Ethnic cuisines are big right now, especially Peruvian. That's been a trend for a few years as have ramen noodle bars. The challenge for restaurateurs is to figure out which so-called trends are passing fancies and which are actually game changers. They also need to consider which trends make sense to consider given their particular restaurant and customer.
Take burgers, for example. I thought fascination with "the best burgers" and variations on burgers would wane, but it just keeps going. Use of alternative meats, such as lamb and turkey, and vegetarian burgers with quinoa and farro appeal to adventurous and health-conscious eaters. Burgers are becoming ever more complex with the additions of other house-made ingredients, such as buns and fresh house-cured pickles.
Identifying the trends a restaurant wants to embrace is a constant challenge, as is execution, especially when it requires new techniques for the staff.
Homemade desserts – that is, actually made in-house – are replacing mass-produced commercial products in restaurants. Some restaurants that have traditionally bought their dessert offerings from outside companies want to take dessert preparation in-house but they have limited capacity in their kitchens. The challenge is to create recipes that fit with their current production capacity, space and equipment.
Even though diners say they're health-obsessed, desserts are really making a comeback – everything from nostalgic old-fashioned desserts to more formal desserts associated with high-end restaurants. For many diners, sharing desserts is de rigueur. For some, the thinking is that if they ate a vegetarian plate, they've earned the right to a sweet ending.
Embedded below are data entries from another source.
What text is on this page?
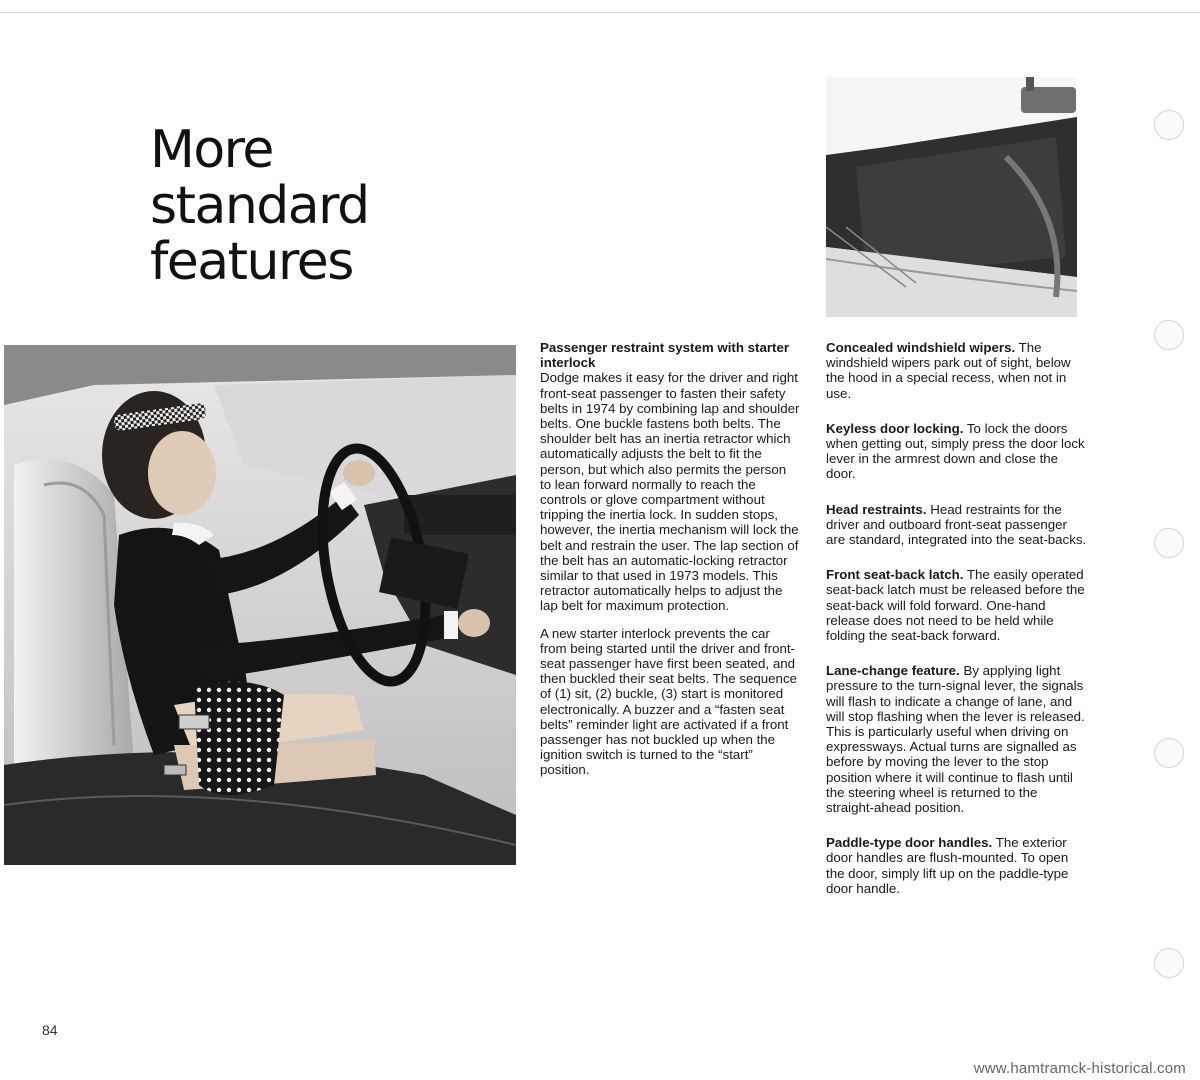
More
standard
features
Passenger restraint system with starter interlock

Dodge makes it easy for the driver and right front-seat passenger to fasten their safety belts in 1974 by combining lap and shoulder belts. One buckle fastens both belts. The shoulder belt has an inertia retractor which automatically adjusts the belt to fit the person, but which also permits the person to lean forward normally to reach the controls or glove compartment without tripping the inertia lock. In sudden stops, however, the inertia mechanism will lock the belt and restrain the user. The lap section of the belt has an automatic-locking retractor similar to that used in 1973 models. This retractor automatically helps to adjust the lap belt for maximum protection.

A new starter interlock prevents the car from being started until the driver and front-seat passenger have first been seated, and then buckled their seat belts. The sequence of (1) sit, (2) buckle, (3) start is monitored electronically. A buzzer and a “fasten seat belts” reminder light are activated if a front passenger has not buckled up when the ignition switch is turned to the “start” position.

Concealed windshield wipers. The windshield wipers park out of sight, below the hood in a special recess, when not in use.

Keyless door locking. To lock the doors when getting out, simply press the door lock lever in the armrest down and close the door.

Head restraints. Head restraints for the driver and outboard front-seat passenger are standard, integrated into the seat-backs.

Front seat-back latch. The easily operated seat-back latch must be released before the seat-back will fold forward. One-hand release does not need to be held while folding the seat-back forward.

Lane-change feature. By applying light pressure to the turn-signal lever, the signals will flash to indicate a change of lane, and will stop flashing when the lever is released. This is particularly useful when driving on expressways. Actual turns are signalled as before by moving the lever to the stop position where it will continue to flash until the steering wheel is returned to the straight-ahead position.

Paddle-type door handles. The exterior door handles are flush-mounted. To open the door, simply lift up on the paddle-type door handle.

84
www.hamtramck-historical.com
Customers like and seek out unique cocktails, which, not coincidentally, are also big profit centers. Bartenders are now called mixologists and an innovative craft cocktail program can add a new layer of branding to many restaurants. Using freshly squeezed juice and top shelf spirits, call brands, and esoteric liqueurs is a trend that is usually worth the cost.
Except for desserts, customers say they want more healthful alternatives and restaurateurs want to satisfy that demand. Those same customers may not order the healthful options every time, but they want alternative choices on the menu. For restaurateurs, that might translate to offering more vegetable sides, some using exotic vegetables, or whole grain sides; sweet potato fries in addition to regular fries. In recent years, ithas meant more vegetarian and vegan items.
Confronted with consumers ordering fewer meat and protein entrees, smart restaurateurs are offering vegetable specials, usually as an expensive side dish. That's a real opportunity.
Restaurants want to be known for standout dishes. For example, if they’re doing rack of lamb they want it to be perceived by their customers as "the best ever" rack of lamb. They want people to come to their restaurant for these specific, signature dishes. And they're looking for knockouts in every category, including desserts.
Creating "wow factor" for dishes is important but challenging. How do we know we've found THE dish? Do tastings with everyone – owners, manager, chefs, servers. There’s usually a clear winner, which is interesting because it shows that "wow factor" is recognizable across the board.
The demand for gluten-free dishes is on the rise and includes pastas, pizzas, breads and baked goods. Major bakeries that didn’t do gluten-free are now adding gluten-free products.
Gluten-free was originally a concern for people with celiac disease, a relatively rare allergy to gluten that make sufferers who consume wheat products quite ill. Now it has become a way for people to lose weight because removing gluten (wheat products) from their diet means they consume fewer calories. They substitute more vegetables and whole (non-wheat) grains.They’re losing weight not because of they’re avoiding gluten but because their calorie load is lower. That's why so many have jumped on the gluten-free bandwagon. Others say they simply feel better not eating gluten.
Whatever the reason, the health implications of this trend make it here to say. We all thought this was going to be a transient fad but it’s still going and it’s going strong.
Technology makes it so much easier to track sales, both in terms of what customers are consuming, when and where. Smart analysis of this data can tell restaurateurs a lot. Even small restaurant groups have computer programs that can show the top-selling items during lunch or dinner service on any given day. This can tell you seasonal variations such as more salad sales in summer and whether a new menu item or special has lived up to expectations.
The analysis needs to include other factors as well, including uncontrollable variables like weather and easily anticipated seasonal occasions like graduations. So many things can have an impact on sales that simple numbers don't tell the whole story. It is important to look at an entire year for a sales cycle, as a one- or two-month period usually doesn't tell the whole story. To really assess the success of a dish, it usually should stay on the menu a while longer.